To check whether DMA mode or PIO mode is being currently applied to your drive:
Start/Run...type devmgmt.msc (this gets you into Device Manager).
Scroll down to IDE/ATA ATAPI Controllers. The controllers for hard drives and optical drives which are attached directly to the motherboard will be reflected. Each system normally supports at least 2 channels, a primary and a secondary. Each channel can support two devices and these devices are connected by the IDE cable.
If you right-click on any channel and select Properties/Advanced tab...you can see the two devices the channel reflecting your connection to the CD/DVD drive...and select Properties/Advanced Settings tab...you will see Device 0 (the device on the end connector of the cable) and Device 1 (the device on the "middle" connector).
You will also see the current transfer mode for each device.
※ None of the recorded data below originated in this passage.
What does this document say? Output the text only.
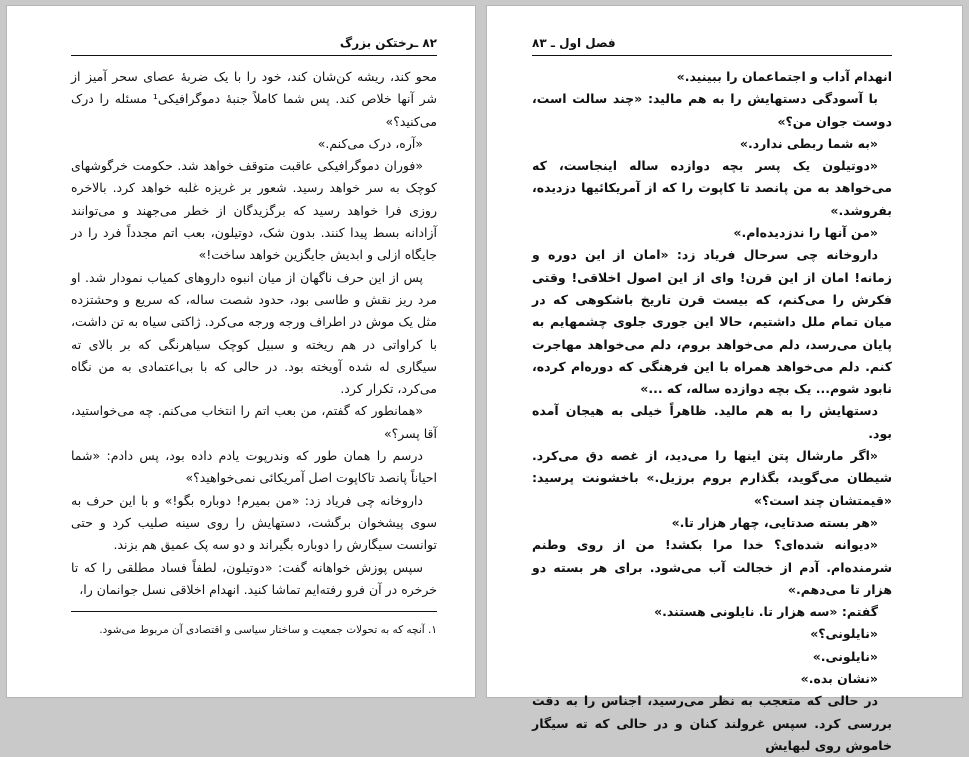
۸۲ ـرختکن بزرگ

محو کند، ریشه کن‌شان کند، خود را با یک ضربهٔ عصای سحر آمیز از شر آنها خلاص کند. پس شما کاملاً جنبهٔ دموگرافیکی¹ مسئله را درک می‌کنید؟»

«آره، درک می‌کنم.»

«فوران دموگرافیکی عاقبت متوقف خواهد شد. حکومت خرگوشهای کوچک به سر خواهد رسید. شعور بر غریزه غلبه خواهد کرد. بالاخره روزی فرا خواهد رسید که برگزیدگان از خطر می‌جهند و می‌توانند آزادانه بسط پیدا کنند. بدون شک، دوتیلون، بعب اتم مجدداً فرد را در جایگاه ازلی و ابدیش جایگزین خواهد ساخت!»

پس از این حرف ناگهان از میان انبوه داروهای کمیاب نمودار شد. او مرد ریز نقش و طاسی بود، حدود شصت ساله، که سریع و وحشتزده مثل یک موش در اطراف ورجه ورجه می‌کرد. ژاکتی سیاه به تن داشت، با کراواتی در هم ریخته و سبیل کوچک سیاهرنگی که بر بالای ته سیگاری له شده آویخته بود. در حالی که با بی‌اعتمادی به من نگاه می‌کرد، تکرار کرد.

«همانطور که گفتم، من بعب اتم را انتخاب می‌کنم. چه می‌خواستید، آقا پسر؟»

درسم را همان طور که وندرپوت یادم داده بود، پس دادم: «شما احیاناً پانصد تاکاپوت اصل آمریکائی نمی‌خواهید؟»

داروخانه چی فریاد زد: «من بمیرم! دوباره بگو!» و با این حرف به سوی پیشخوان برگشت، دستهایش را روی سینه صلیب کرد و حتی توانست سیگارش را دوباره بگیراند و دو سه پک عمیق هم بزند.

سپس پوزش خواهانه گفت: «دوتیلون، لطفاً فساد مطلقی را که تا خرخره در آن فرو رفته‌ایم تماشا کنید. انهدام اخلاقی نسل جوانمان را،

۱. آنچه که به تحولات جمعیت و ساختار سیاسی و اقتصادی آن مربوط می‌شود.
فصل اول ـ ۸۳

انهدام آداب و اجتماعمان را ببینید.»

با آسودگی دستهایش را به هم مالید: «چند سالت است، دوست جوان من؟»

«به شما ربطی ندارد.»

«دوتیلون یک پسر بچه دوازده ساله اینجاست، که می‌خواهد به من پانصد تا کاپوت را که از آمریکائیها دزدیده، بفروشد.»

«من آنها را ندزدیده‌ام.»

داروخانه چی سرحال فریاد زد: «امان از این دوره و زمانه! امان از این قرن! وای از این اصول اخلاقی! وقتی فکرش را می‌کنم، که بیست قرن تاریخ باشکوهی که در میان تمام ملل داشتیم، حالا این جوری جلوی چشمهایم به پایان می‌رسد، دلم می‌خواهد بروم، دلم می‌خواهد مهاجرت کنم. دلم می‌خواهد همراه با این فرهنگی که دوره‌ام کرده، نابود شوم... یک بچه دوازده ساله، که ...»

دستهایش را به هم مالید. ظاهراً خیلی به هیجان آمده بود.

«اگر مارشال پتن اینها را می‌دید، از غصه دق می‌کرد. شیطان می‌گوید، بگذارم بروم برزیل.» باخشونت پرسید: «قیمتشان چند است؟»

«هر بسته صدتایی، چهار هزار تا.»

«دیوانه شده‌ای؟ خدا مرا بکشد! من از روی وطنم شرمنده‌ام. آدم از خجالت آب می‌شود. برای هر بسته دو هزار تا می‌دهم.»

گفتم: «سه هزار تا. نایلونی هستند.»

«نایلونی؟»

«نایلونی.»

«نشان بده.»

در حالی که متعجب به نظر می‌رسید، اجناس را به دقت بررسی کرد. سپس غرولند کنان و در حالی که ته سیگار خاموش روی لبهایش
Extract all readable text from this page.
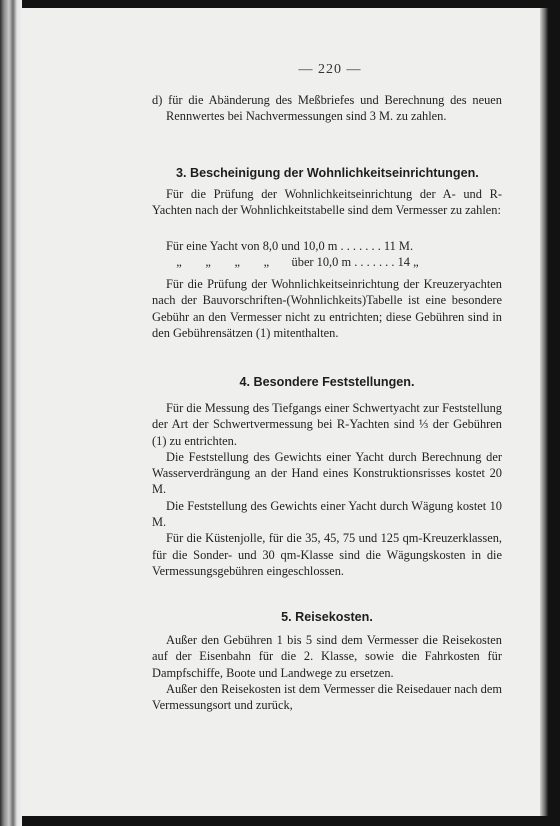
— 220 —

d) für die Abänderung des Meßbriefes und Berechnung des neuen Rennwertes bei Nachvermessungen sind 3 M. zu zahlen.

3. Bescheinigung der Wohnlichkeitseinrichtungen.

Für die Prüfung der Wohnlichkeitseinrichtung der A- und R-Yachten nach der Wohnlichkeitstabelle sind dem Vermesser zu zahlen:

Für eine Yacht von 8,0 und 10,0 m . . . . . . . 11 M.

„ „ „ „ über 10,0 m . . . . . . . 14 „

Für die Prüfung der Wohnlichkeitseinrichtung der Kreuzeryachten nach der Bauvorschriften-(Wohnlichkeits)Tabelle ist eine besondere Gebühr an den Vermesser nicht zu entrichten; diese Gebühren sind in den Gebührensätzen (1) mitenthalten.

4. Besondere Feststellungen.

Für die Messung des Tiefgangs einer Schwertyacht zur Feststellung der Art der Schwertvermessung bei R-Yachten sind ⅓ der Gebühren (1) zu entrichten.

Die Feststellung des Gewichts einer Yacht durch Berechnung der Wasserverdrängung an der Hand eines Konstruktionsrisses kostet 20 M.

Die Feststellung des Gewichts einer Yacht durch Wägung kostet 10 M.

Für die Küstenjolle, für die 35, 45, 75 und 125 qm-Kreuzerklassen, für die Sonder- und 30 qm-Klasse sind die Wägungskosten in die Vermessungsgebühren eingeschlossen.

5. Reisekosten.

Außer den Gebühren 1 bis 5 sind dem Vermesser die Reisekosten auf der Eisenbahn für die 2. Klasse, sowie die Fahrkosten für Dampfschiffe, Boote und Landwege zu ersetzen.

Außer den Reisekosten ist dem Vermesser die Reisedauer nach dem Vermessungsort und zurück,
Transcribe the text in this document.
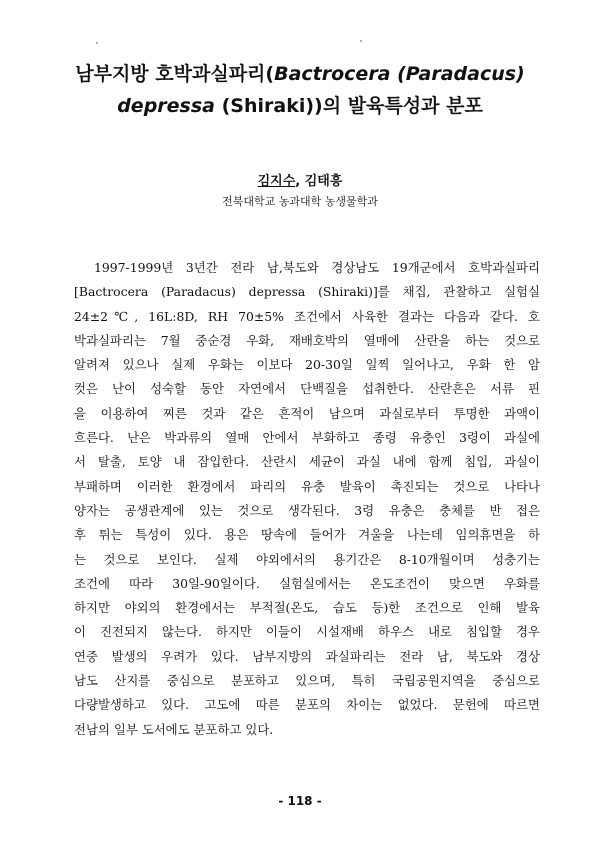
남부지방 호박과실파리(Bactrocera (Paradacus)
depressa (Shiraki))의 발육특성과 분포
김지수, 김태흥
전북대학교 농과대학 농생물학과
1997-1999년 3년간 전라 남,북도와 경상남도 19개군에서 호박과실파리
[Bactrocera (Paradacus) depressa (Shiraki)]를 채집, 관찰하고 실험실
24±2℃, 16L:8D, RH 70±5% 조건에서 사육한 결과는 다음과 같다. 호
박과실파리는 7월 중순경 우화, 재배호박의 열매에 산란을 하는 것으로
알려져 있으나 실제 우화는 이보다 20-30일 일찍 일어나고, 우화 한 암
컷은 난이 성숙할 동안 자연에서 단백질을 섭취한다. 산란흔은 서류 핀
을 이용하여 찌른 것과 같은 흔적이 남으며 과실로부터 투명한 과액이
흐른다. 난은 박과류의 열매 안에서 부화하고 종령 유충인 3령이 과실에
서 탈출, 토양 내 잠입한다. 산란시 세균이 과실 내에 함께 침입, 과실이
부패하며 이러한 환경에서 파리의 유충 발육이 촉진되는 것으로 나타나
양자는 공생관계에 있는 것으로 생각된다. 3령 유충은 충체를 반 접은
후 튀는 특성이 있다. 용은 땅속에 들어가 겨울을 나는데 임의휴면을 하
는 것으로 보인다. 실제 야외에서의 용기간은 8-10개월이며 성충기는
조건에 따라 30일-90일이다. 실험실에서는 온도조건이 맞으면 우화를
하지만 야외의 환경에서는 부적절(온도, 습도 등)한 조건으로 인해 발육
이 진전되지 않는다. 하지만 이들이 시설재배 하우스 내로 침입할 경우
연중 발생의 우려가 있다. 남부지방의 과실파리는 전라 남, 북도와 경상
남도 산지를 중심으로 분포하고 있으며, 특히 국립공원지역을 중심으로
다량발생하고 있다. 고도에 따른 분포의 차이는 없었다. 문헌에 따르면
전남의 일부 도서에도 분포하고 있다.
- 118 -
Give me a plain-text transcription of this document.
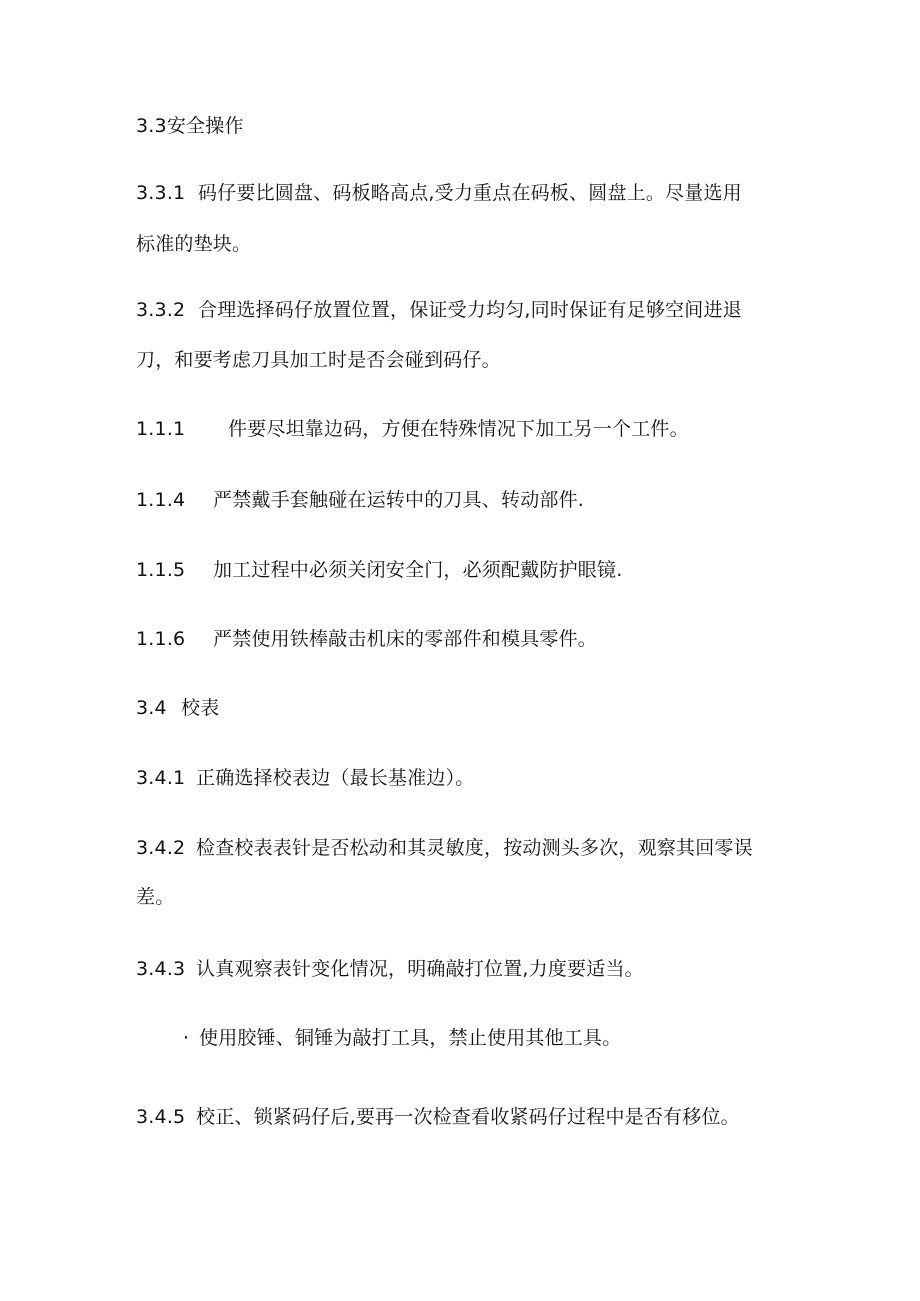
3.3安全操作

3.3.1 码仔要比圆盘、码板略高点,受力重点在码板、圆盘上。尽量选用

标准的垫块。

3.3.2 合理选择码仔放置位置，保证受力均匀,同时保证有足够空间进退

刀，和要考虑刀具加工时是否会碰到码仔。

1.1.1 件要尽坦靠边码，方便在特殊情况下加工另一个工件。

1.1.4 严禁戴手套触碰在运转中的刀具、转动部件.

1.1.5 加工过程中必须关闭安全门，必须配戴防护眼镜.

1.1.6 严禁使用铁棒敲击机床的零部件和模具零件。

3.4 校表

3.4.1 正确选择校表边（最长基准边）。

3.4.2 检查校表表针是否松动和其灵敏度，按动测头多次，观察其回零误

差。

3.4.3 认真观察表针变化情况，明确敲打位置,力度要适当。

· 使用胶锤、铜锤为敲打工具，禁止使用其他工具。

3.4.5 校正、锁紧码仔后,要再一次检查看收紧码仔过程中是否有移位。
The current transfer mode for each device should reflect a given DMA level. On my systems, a hard drive is reflected as DMA 5 or DMA 6, while an optical drive (CD/DVD) is reflected as DMA-something (it varies).
If a drive of any sort is not connected and you have an empty connector, you will see "not applicable" in the Current Transfer Mode box.
PIO is an older transfer rate which used to be applied when drives were slower. On today's systems, one should not expect to see PIO mode reflected for any device attached.
But...at times, a system will revert to PIO mode for devices...for various reasons. This is treated as something that needs to be corrected, since the result is that devices do not function at their expected potentials.
There are solutions to this, regardless of why it happens.
I use the solution at Getting back to DMA mode in Windows XP - http://sniptools.com/tipstricks/getting-ba...e-in-windows-xp
. This solution involves editing the registry manually
, which I feel comfortable doing, at this point in my computer experiences.
But...there are other approaches (none of which I have tried): DMA reverts to PIO Windows Problem Solver - http://winhlp.com/node/10
Someone may know of simpler fixes, but these are the two which I've come across.
If you intend to do the edit of the registry, I urge you to take all necessary precautions before doing so and be aware that making registry edits that are incorrect...can have adverse impacts on your system's ability to function properly.